Climber interview : Pearson King•
Posted on November 01 2019
Kicking off our interview series with a great set of responses from Dynamite Starfish ambassador @sonofpears! We’re so excited to be sharing some of these stories with you.
Q1: To start, a few ways you identify yourself... (some examples: name, age, pronouns, type of work you do...) But really, anything you believe is important.
A1: Pearson (he/him). I'm a food sovereignty and community resilience advocate at a food recovery nonprofit, and I've been climbing off-and-on for about ten years. I live in Los Angeles during the week, but on the weekends my partner Meg and our dog Scully will load into our van and ride Vanny DeVito out of town.
Q2: How did you start climbing?
A2. I was first introduced to climbing by my college roommate while living in Vermont. Connor took me and another friend out to this super short sport crag that's actually just this bizarre rock face that was exposed by cutting the hillside to make way for train tracks. During the second or third climb of the day, we could hear the train blaring its horn a few miles away. When it finally came by, we had moved the rope bag and our gear off the tracks, and Dylan was hangdogging above the train, somehow totally unfazed. That was a pretty transformative experience, to say the least. I've been hooked ever since.
Q3: What impact has climbing had on your life?

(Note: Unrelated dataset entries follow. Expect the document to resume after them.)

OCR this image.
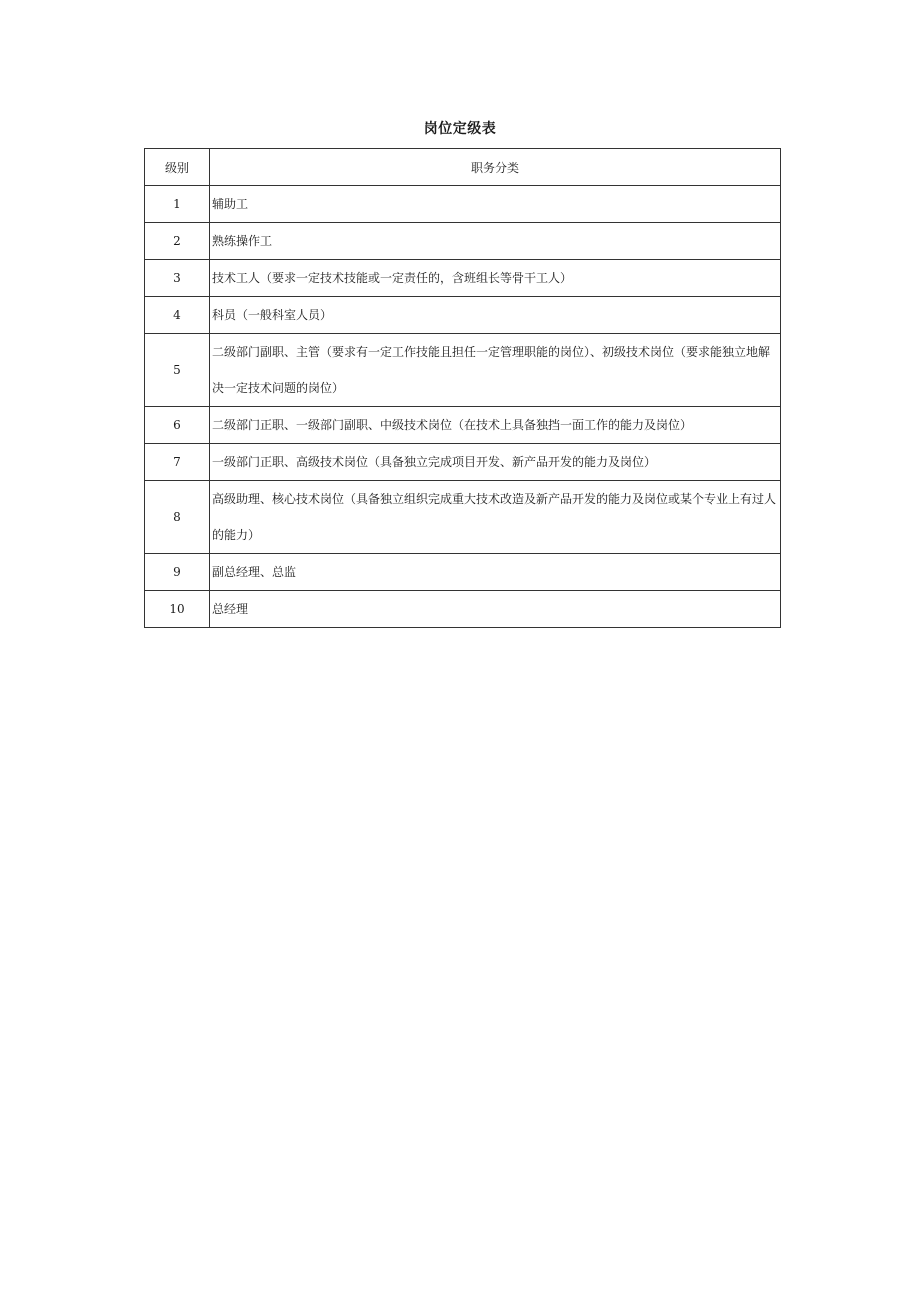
岗位定级表
级别	职务分类
1	辅助工
2	熟练操作工
3	技术工人（要求一定技术技能或一定责任的，含班组长等骨干工人）
4	科员（一般科室人员）
5	二级部门副职、主管（要求有一定工作技能且担任一定管理职能的岗位）、初级技术岗位（要求能独立地解决一定技术问题的岗位）
6	二级部门正职、一级部门副职、中级技术岗位（在技术上具备独挡一面工作的能力及岗位）
7	一级部门正职、高级技术岗位（具备独立完成项目开发、新产品开发的能力及岗位）
8	高级助理、核心技术岗位（具备独立组织完成重大技术改造及新产品开发的能力及岗位或某个专业上有过人的能力）
9	副总经理、总监
10	总经理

A3: The greatest impact that climbing has had on my life has been in the realm of conversations with fear. I've had Generalized Anxiety Disorder since I was young, and it has just been a constant in my life that I always thought I would just have to suffer through. Climbing really changed the way that I view fear and its purpose, and in opening the door for conversations with my fear, I have become much more adept at managing my anxiety. I think that people always think about fear as something that you can 'conquer' or just ignore, but I've found that climbing showed me that fear isn't the same every time. Sometimes fear can be useful. Sometimes it can be a distraction. But it's never something that you should seek to conquer. Climbing taught me to view fear as a notification. Have you checked in with your surroundings recently? It's like a prompt to check in with my mental state. Am I afraid of getting injured from falling, or am I afraid of committing to this move and potentially failing? Am I afraid because I'm putting myself in a truly reckless position, or am I nervous because I'm climbing at my limit? I've taken these lessons into my personal life as well, and my ability to mitigate the impacts of my anxiety has grown tremendously. Having active conversations with your fear is a necessary part of being a better climber, and I think it's a necessary part of being a better human too.
Q4: What are some other things you do that you find most fulfilling?
A4: I love introducing people to climbing, and I think that this is particularly important when it comes to the importance of diversity and equity in outdoor sports. The mentorship gap in climbing is already such an issue, and this is compounded for underrepresented groups. I love volunteering with Climb the Gap and always enjoy taking people on their first outdoor climbing experience. If I'm not climbing or talking about climbing, you will almost certainly find me talking about the concept of place and place-based work, or at the very least, raving about the beauty of liminal spaces.
Q5: If you could tell the world one thing, what would it be?
A5: I'd like to tell a story that my grandfather told me. It's not a particularly unique story or message, but I think it's always worth repeating. An elderly man was walking down the beach one morning when he saw a child surrounded by sand dollars. As the old man watched, the child would reach down to pick up a sand dollar, and one by one, they would throw it back into the ocean. After watching this go on for quite some time, the old man finally asked them, "What are you doing?" The child responded without looking up, "I'm saving these starfish." The old man watched for a bit longer, looked down the beach at all the sand dollars and back to the small patch the child was clearing. "There must be a million sand dollars out here, and you're out here all alone. What difference can you possible you make?" The child turned to the man with a sand dollar in their hand, tossed it back into the water, and said, "To that one, I made all the difference."